VW-Personalvorstand Horst Neumann sprach von einem Paradigmenwechsel. Der Aufsichtsrat hat beschlossen, dass bei dem Wolfsburger Autohersteller von 2010 an ein sogenannter "Langzeitbonus" eingeführt wird. "Wir wollen eine enge Verknüpfung von Bonus und strategischen Zielen", sagte Neumann.

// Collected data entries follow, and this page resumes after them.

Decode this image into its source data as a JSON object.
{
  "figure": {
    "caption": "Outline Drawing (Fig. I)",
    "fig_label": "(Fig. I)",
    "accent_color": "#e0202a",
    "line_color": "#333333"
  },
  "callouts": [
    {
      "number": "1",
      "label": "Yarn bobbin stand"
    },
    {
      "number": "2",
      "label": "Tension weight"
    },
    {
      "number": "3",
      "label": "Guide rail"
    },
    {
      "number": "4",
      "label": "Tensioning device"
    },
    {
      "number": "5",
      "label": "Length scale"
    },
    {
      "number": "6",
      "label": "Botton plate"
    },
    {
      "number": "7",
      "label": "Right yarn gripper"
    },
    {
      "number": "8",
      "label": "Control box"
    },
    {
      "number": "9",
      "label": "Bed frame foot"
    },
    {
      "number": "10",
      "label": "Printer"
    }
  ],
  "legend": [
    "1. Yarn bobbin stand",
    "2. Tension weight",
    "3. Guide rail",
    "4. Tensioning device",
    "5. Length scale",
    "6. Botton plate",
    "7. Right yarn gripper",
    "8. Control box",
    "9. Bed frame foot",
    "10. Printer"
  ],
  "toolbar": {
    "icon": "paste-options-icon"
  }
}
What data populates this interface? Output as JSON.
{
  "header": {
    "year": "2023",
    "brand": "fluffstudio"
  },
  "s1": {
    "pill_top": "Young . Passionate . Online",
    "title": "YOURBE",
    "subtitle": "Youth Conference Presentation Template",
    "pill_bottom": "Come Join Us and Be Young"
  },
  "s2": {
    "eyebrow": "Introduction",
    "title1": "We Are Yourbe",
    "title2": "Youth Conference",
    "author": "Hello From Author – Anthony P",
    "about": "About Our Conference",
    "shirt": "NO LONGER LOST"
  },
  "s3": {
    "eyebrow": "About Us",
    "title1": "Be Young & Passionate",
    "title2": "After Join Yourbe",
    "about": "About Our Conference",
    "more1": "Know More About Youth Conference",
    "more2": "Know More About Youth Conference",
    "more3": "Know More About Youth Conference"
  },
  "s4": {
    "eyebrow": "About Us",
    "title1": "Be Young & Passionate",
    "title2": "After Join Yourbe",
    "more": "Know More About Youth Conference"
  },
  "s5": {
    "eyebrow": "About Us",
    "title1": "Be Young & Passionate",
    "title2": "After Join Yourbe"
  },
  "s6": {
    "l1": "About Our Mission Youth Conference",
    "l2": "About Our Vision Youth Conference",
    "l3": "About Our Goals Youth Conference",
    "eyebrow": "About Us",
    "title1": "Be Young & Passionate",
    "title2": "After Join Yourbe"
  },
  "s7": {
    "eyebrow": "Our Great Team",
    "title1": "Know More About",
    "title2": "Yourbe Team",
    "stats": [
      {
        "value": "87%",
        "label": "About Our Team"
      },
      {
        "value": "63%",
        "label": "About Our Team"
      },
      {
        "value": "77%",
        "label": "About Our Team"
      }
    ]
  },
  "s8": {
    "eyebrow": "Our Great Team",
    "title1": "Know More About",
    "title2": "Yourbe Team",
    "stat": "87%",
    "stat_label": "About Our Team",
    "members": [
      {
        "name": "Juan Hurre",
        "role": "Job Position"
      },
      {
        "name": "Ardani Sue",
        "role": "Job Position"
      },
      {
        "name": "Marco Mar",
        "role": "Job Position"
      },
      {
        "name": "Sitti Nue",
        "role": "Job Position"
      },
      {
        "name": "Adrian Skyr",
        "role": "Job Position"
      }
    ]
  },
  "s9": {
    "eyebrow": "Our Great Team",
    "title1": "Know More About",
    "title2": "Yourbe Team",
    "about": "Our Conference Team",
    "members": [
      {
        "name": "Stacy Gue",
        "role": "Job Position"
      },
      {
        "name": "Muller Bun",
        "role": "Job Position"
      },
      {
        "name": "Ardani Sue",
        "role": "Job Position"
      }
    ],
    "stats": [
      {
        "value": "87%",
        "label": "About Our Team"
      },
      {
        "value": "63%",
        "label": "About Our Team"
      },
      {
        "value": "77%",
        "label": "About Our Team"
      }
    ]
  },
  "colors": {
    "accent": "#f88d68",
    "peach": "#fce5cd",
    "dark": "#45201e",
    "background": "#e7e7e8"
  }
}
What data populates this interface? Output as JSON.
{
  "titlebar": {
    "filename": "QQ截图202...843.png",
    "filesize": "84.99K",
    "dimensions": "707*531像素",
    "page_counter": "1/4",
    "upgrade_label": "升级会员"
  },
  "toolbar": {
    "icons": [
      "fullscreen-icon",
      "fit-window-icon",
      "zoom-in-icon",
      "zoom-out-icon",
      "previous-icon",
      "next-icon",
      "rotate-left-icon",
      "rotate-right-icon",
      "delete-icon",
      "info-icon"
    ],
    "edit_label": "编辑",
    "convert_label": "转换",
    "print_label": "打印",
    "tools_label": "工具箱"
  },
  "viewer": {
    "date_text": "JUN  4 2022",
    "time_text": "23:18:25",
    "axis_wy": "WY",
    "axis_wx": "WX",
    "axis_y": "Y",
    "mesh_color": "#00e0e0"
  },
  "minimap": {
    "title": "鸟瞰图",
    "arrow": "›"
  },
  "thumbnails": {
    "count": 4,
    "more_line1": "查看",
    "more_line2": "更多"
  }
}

Voraussetzung sind schwarze Zahlen

Das Einkommen der fünf Vorstandsmitglieder - die 2008 zusammen ein Gehalt von 5,3 Millionen Euro, Bonuszahlungen von 12,5 Millionen Euro und Aktienoptionen in Millionenhöhe bekamen - bleibt zu 30 Prozent fix, der Rest ist variabel und an die langfristige Entwicklung geknüpft. Aktienoptionen als Teil der Vergütung werden abgeschafft.

Außerdem sei die Höhe des Langzeitbonus begrenzt und werde jeweils auf Basis der vergangenen vier Jahre berechnet, sagte Neumann. Voraussetzung sind allerdings schwarze Zahlen. "Wenn wir kein Geld verdienen, können alle anderen Ergebnisse noch so gut sein - dann gibt es keinen Bonus", betonte der Personalvorstand.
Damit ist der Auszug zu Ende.